La scelta di Vlahovic per la chirurgia
Dusan Vlahovic, il cui infortunio è avvenuto durante il match di Serie A contro il Cagliari, ha definitivamente optato per l’operazione dopo aver soppesato la possibilità di una terapia conservativa. L’attaccante serbo, il quale ha riportato una lesione di alto grado nella delicata giunzione muscolo-tendinea dell’adduttore lungo della coscia sinistra, si sottoporrà all’intervento a Londra nel pomeriggio di giovedì. Si tratta, come riportano gli specialisti, di una patologia particolarmente insidiosa per un calciatore il cui gioco si basa su potenza e scatti improvvisi, tanto da essere equiparata, per tempi e modalità di guarigione, a una frattura vera e propria. I tempi di recupero, sebbene non possano essere definiti con precisione assoluta prima dell’esito dell’operazione e dell’inizio del percorso riabilitativo, sono stimati in almeno tre mesi, un arco di tempo che di fatto conclude anzitempo il suo 2025 in campo.
Anche Gatti affida il menisco al bisturi
Parallelamente al caso Vlahovic, la Juventus dovrà gestire l’assenza anche di Federico Gatti, il cui infortunio è avvenuto invece nel corso della partita di Coppa Italia contro l’Udinese. Il difensore, colpito da una lesione al menisco mediale, sarà operato a Lione sempre nella giornata di giovedì. Anche in questo frangente, la scelta chirurgica è stata ritenuta la via più sicura e rapida per una piena risoluzione del problema, sebbene le tempistiche di ritorno in gruppo, seppur presumibilmente più brevi rispetto a quelle del compagno, restino al momento oggetto di valutazione da parte dei medici. La doppia operazione, che riguarda un attaccante di riferimento e un difensore titolare, impone dunque un significativo ridimensionamento delle risorse a disposizione in due reparti fondamentali della squadra.
Le implicazioni per il gruppo bianconero
La perdita simultanea di due giocatori di tale caratura, la cui importanza in fase di costruzione del gioco e in area di rigore è ampiamente riconosciuta, rappresenta una prova di notevole difficoltà per la squadra torinese.
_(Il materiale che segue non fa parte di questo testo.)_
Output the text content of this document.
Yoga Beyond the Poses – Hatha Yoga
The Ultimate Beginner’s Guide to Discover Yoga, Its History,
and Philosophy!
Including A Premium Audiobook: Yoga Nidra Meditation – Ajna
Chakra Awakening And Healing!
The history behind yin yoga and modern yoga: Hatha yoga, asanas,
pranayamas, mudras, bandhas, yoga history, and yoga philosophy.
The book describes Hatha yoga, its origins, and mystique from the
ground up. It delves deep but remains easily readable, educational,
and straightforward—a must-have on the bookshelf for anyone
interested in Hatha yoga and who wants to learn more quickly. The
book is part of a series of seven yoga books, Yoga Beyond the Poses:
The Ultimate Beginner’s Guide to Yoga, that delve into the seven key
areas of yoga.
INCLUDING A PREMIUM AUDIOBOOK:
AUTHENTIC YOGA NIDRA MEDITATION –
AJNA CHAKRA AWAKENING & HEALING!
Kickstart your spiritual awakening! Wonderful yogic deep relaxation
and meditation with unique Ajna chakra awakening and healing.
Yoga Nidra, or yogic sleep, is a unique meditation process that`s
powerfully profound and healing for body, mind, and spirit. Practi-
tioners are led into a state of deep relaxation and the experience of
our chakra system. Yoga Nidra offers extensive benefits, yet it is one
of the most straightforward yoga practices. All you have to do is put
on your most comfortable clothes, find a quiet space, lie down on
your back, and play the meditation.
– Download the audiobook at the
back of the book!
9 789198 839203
L’organico, che dovrà essere rimodulato in attesa del rientro dei due infortunati, è chiamato a trovare al proprio interno nuove soluzioni e nuovi equilibri, mentre la dirigenza valuterà le mosse da compiere nel prossimo mercato invernale. La riabilitazione di entrambi, che seguirà protocolli rigorosi e sarà monitorata passo dopo passo dallo staff medico del club, costituirà il prossimo capitolo di una vicenda che lascia ora spazio alla speranza di recuperi completi e privi di intoppi, fondamentali per le ambizioni stagionali della società.